OP-ED: Graduate Students are Hypocrites for Expecting Better Treatment than Livestock Despite Congregating in the Big Red Barn (by President Martha Pollack)

As the 14th president of Cornell University, it is my responsibility to ensure the well-being of the more than 20,000 students who study, work, and live in Ithaca. To that effect, my administration has made tremendous strides towards improving the student experience; from somewhat reducing the amount of asbestos in a few buildings to making Ryan eat chicken wings with that guy from YouTube, we have greatly improved quality of life on campus.

While most students are content with our contributions, a small but highly vocal minority insists that we are failing them. Despite their cushy positions, they feel compelled to call for higher stipends, expanded insurance, and a host of other privileges far outweighing their contributions to the university. Yes, these graduate students, and more specifically the rabble-rousers of the Cornell Graduate Students United, have made it their life’s work to oppose all recent progress at Cornell.

During my annual trip to the Ithaca campus, I was greeted by an ugly barrage of homemade signs advocating for greater worker’s compensation. My advisors suggest such demonstrations are all too common even during the 51 weeks of the year I spend in New York. The CGSU demands action on their baseless claims, but they deserve little attention. No, the graduate students fail to realize the fundamental contradiction at the heart of their platform, a flaw so foundational that it is impossible to take their propositions at face value.

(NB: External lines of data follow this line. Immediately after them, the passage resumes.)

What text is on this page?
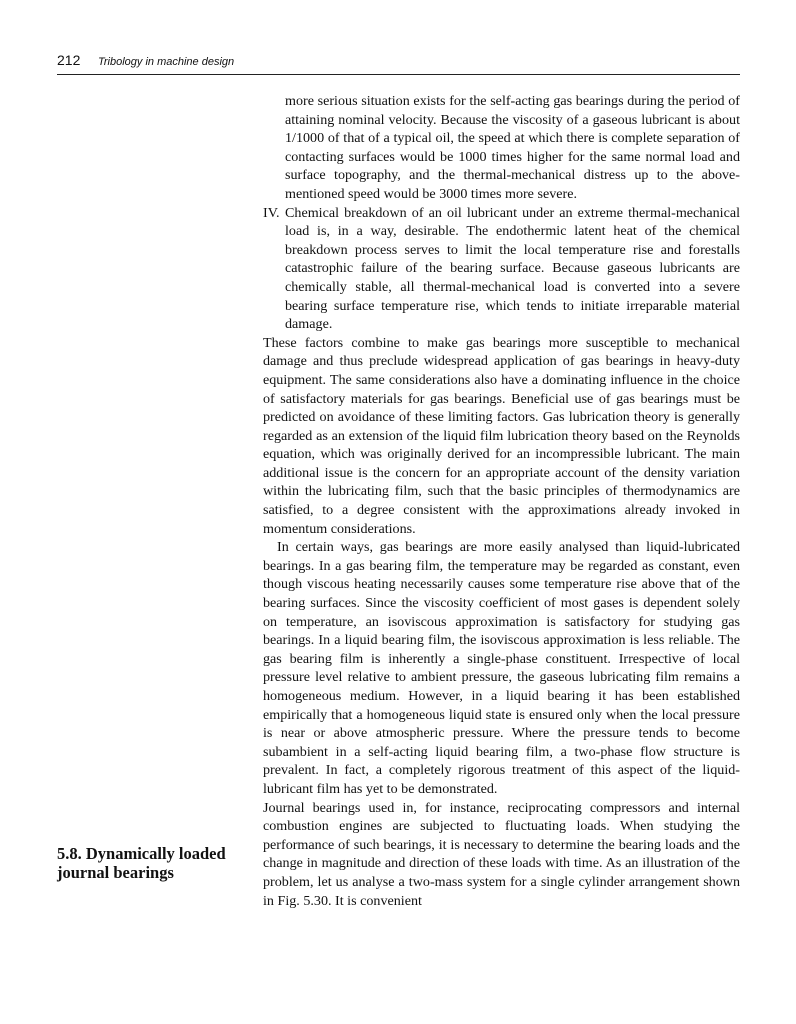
212 Tribology in machine design
5.8. Dynamically loaded journal bearings

more serious situation exists for the self-acting gas bearings during the period of attaining nominal velocity. Because the viscosity of a gaseous lubricant is about 1/1000 of that of a typical oil, the speed at which there is complete separation of contacting surfaces would be 1000 times higher for the same normal load and surface topography, and the thermal-mechanical distress up to the above-mentioned speed would be 3000 times more severe.

IV. Chemical breakdown of an oil lubricant under an extreme thermal-mechanical load is, in a way, desirable. The endothermic latent heat of the chemical breakdown process serves to limit the local temperature rise and forestalls catastrophic failure of the bearing surface. Because gaseous lubricants are chemically stable, all thermal-mechanical load is converted into a severe bearing surface temperature rise, which tends to initiate irreparable material damage.

These factors combine to make gas bearings more susceptible to mechanical damage and thus preclude widespread application of gas bearings in heavy-duty equipment. The same considerations also have a dominating influence in the choice of satisfactory materials for gas bearings. Beneficial use of gas bearings must be predicted on avoidance of these limiting factors. Gas lubrication theory is generally regarded as an extension of the liquid film lubrication theory based on the Reynolds equation, which was originally derived for an incompressible lubricant. The main additional issue is the concern for an appropriate account of the density variation within the lubricating film, such that the basic principles of thermodynamics are satisfied, to a degree consistent with the approximations already invoked in momentum considerations.

In certain ways, gas bearings are more easily analysed than liquid-lubricated bearings. In a gas bearing film, the temperature may be regarded as constant, even though viscous heating necessarily causes some temperature rise above that of the bearing surfaces. Since the viscosity coefficient of most gases is dependent solely on temperature, an isoviscous approximation is satisfactory for studying gas bearings. In a liquid bearing film, the isoviscous approximation is less reliable. The gas bearing film is inherently a single-phase constituent. Irrespective of local pressure level relative to ambient pressure, the gaseous lubricating film remains a homogeneous medium. However, in a liquid bearing it has been established empirically that a homogeneous liquid state is ensured only when the local pressure is near or above atmospheric pressure. Where the pressure tends to become subambient in a self-acting liquid bearing film, a two-phase flow structure is prevalent. In fact, a completely rigorous treatment of this aspect of the liquid-lubricant film has yet to be demonstrated.

Journal bearings used in, for instance, reciprocating compressors and internal combustion engines are subjected to fluctuating loads. When studying the performance of such bearings, it is necessary to determine the bearing loads and the change in magnitude and direction of these loads with time. As an illustration of the problem, let us analyse a two-mass system for a single cylinder arrangement shown in Fig. 5.30. It is convenient
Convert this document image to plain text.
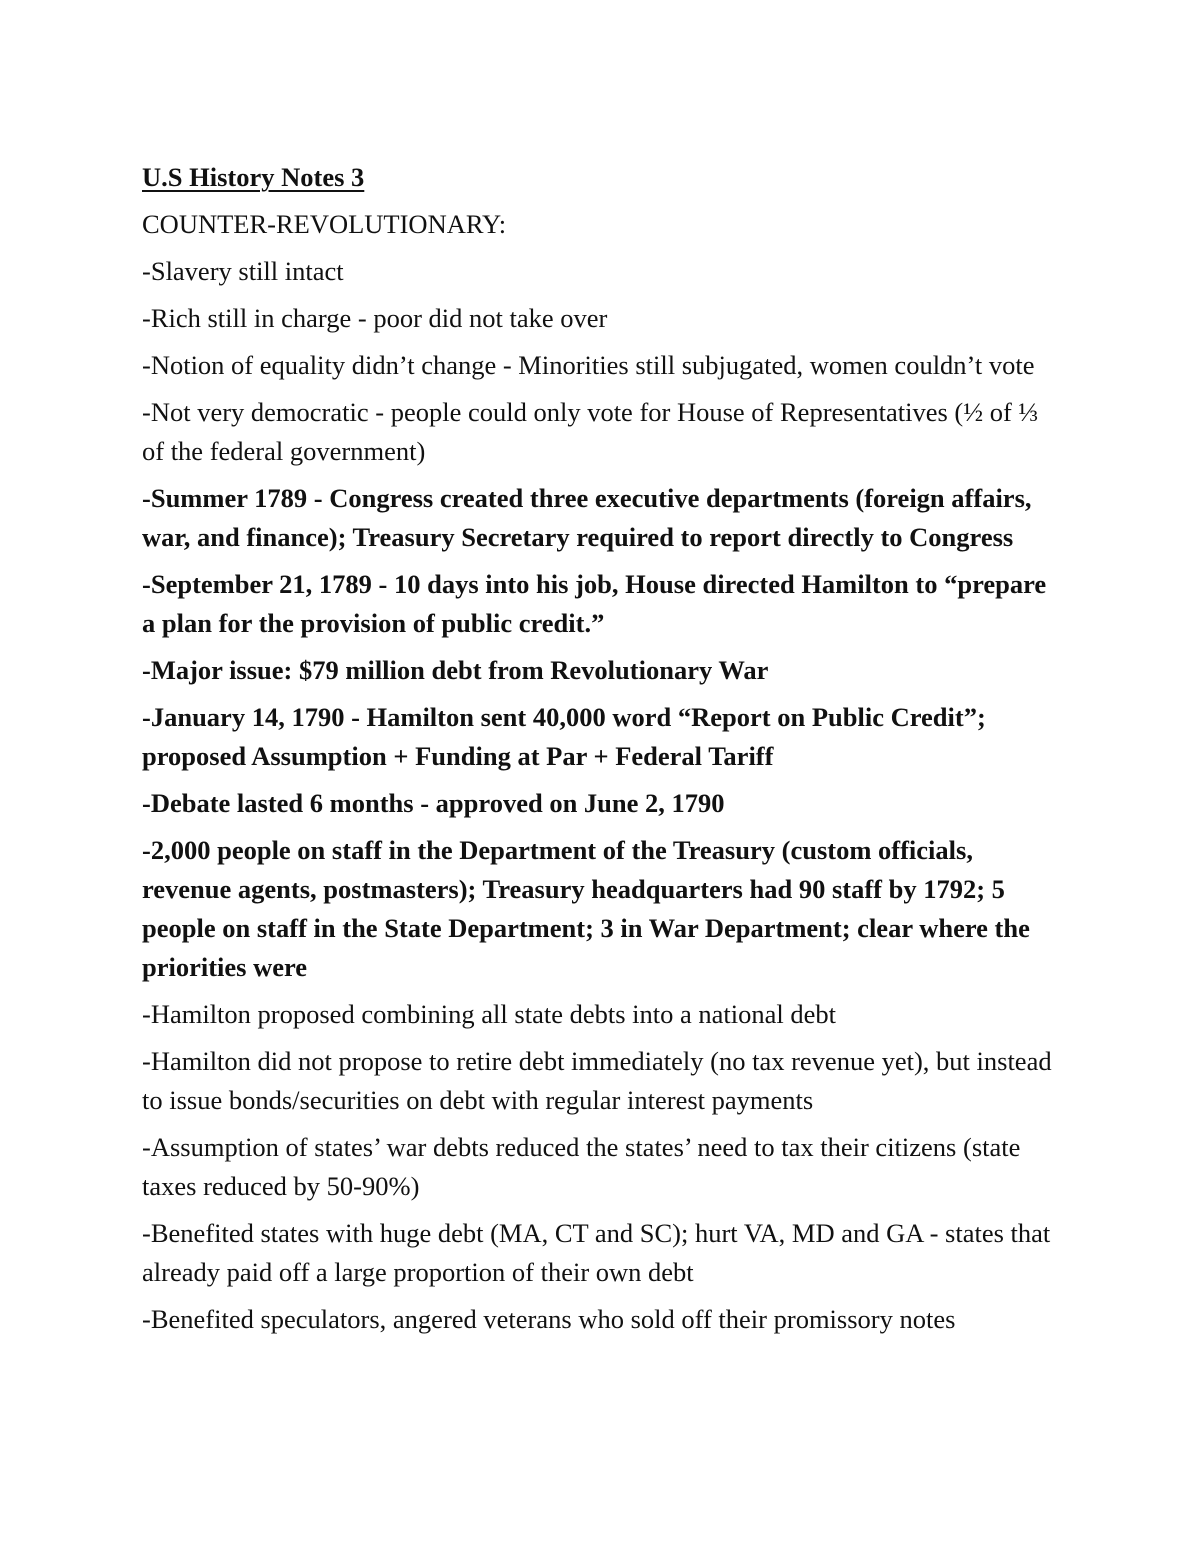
U.S History Notes 3
COUNTER-REVOLUTIONARY:
-Slavery still intact
-Rich still in charge - poor did not take over
-Notion of equality didn’t change - Minorities still subjugated, women couldn’t vote
-Not very democratic - people could only vote for House of Representatives (½ of ⅓ of the federal government)
-Summer 1789 - Congress created three executive departments (foreign affairs, war, and finance); Treasury Secretary required to report directly to Congress
-September 21, 1789 - 10 days into his job, House directed Hamilton to “prepare a plan for the provision of public credit.”
-Major issue: $79 million debt from Revolutionary War
-January 14, 1790 - Hamilton sent 40,000 word “Report on Public Credit”; proposed Assumption + Funding at Par + Federal Tariff
-Debate lasted 6 months - approved on June 2, 1790
-2,000 people on staff in the Department of the Treasury (custom officials, revenue agents, postmasters); Treasury headquarters had 90 staff by 1792; 5 people on staff in the State Department; 3 in War Department; clear where the priorities were
-Hamilton proposed combining all state debts into a national debt
-Hamilton did not propose to retire debt immediately (no tax revenue yet), but instead to issue bonds/securities on debt with regular interest payments
-Assumption of states’ war debts reduced the states’ need to tax their citizens (state taxes reduced by 50-90%)
-Benefited states with huge debt (MA, CT and SC); hurt VA, MD and GA - states that already paid off a large proportion of their own debt
-Benefited speculators, angered veterans who sold off their promissory notes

This union pigeonholes itself by virtue of its own organization. They masquerade as crusaders for equity, but their den suggests something far more base. What supposedly enlightened and well-deserving scholars would willingly demean themselves by inhabiting the home of animals?

I speak, of course, of their headquarters: the Big Red Barn.

The Big Red Barn! How apt for the proper role of graduate students: to provide for the university while we reward them with the barest minimum of compensation we can legally provide. They are our cows, our pigs, our sheep: if we can wring a few good years out of them before riding them into the ground, we’ll consider it a success. For decades, Cornell believed these graduate students had accepted their positions in our hierarchy. Evidently, they have forgotten their place.

In reality, they should feel grateful we tolerate their presence at all. As a computer scientist specializing in artificial intelligence, I am intimately familiar with the sudden obsolescence of formerly cutting-edge technology. The sewing machine replaced the toiling seamstress practically overnight. What machine will replace the graduate student? I cannot say, but perhaps they should take heed of the fact that no technology will ever produce better eggs than a hen.

I can also code in twelve different languages. Don’t fuck with me.

The CGSU claims Cornell’s administration is Orwellian. But the graduate students should expect nothing less than 1984 while they reside in an animal farm.
President Martha Pollack is a member of the board of executives at IBM and moonlights as the 14th President of Cornell University.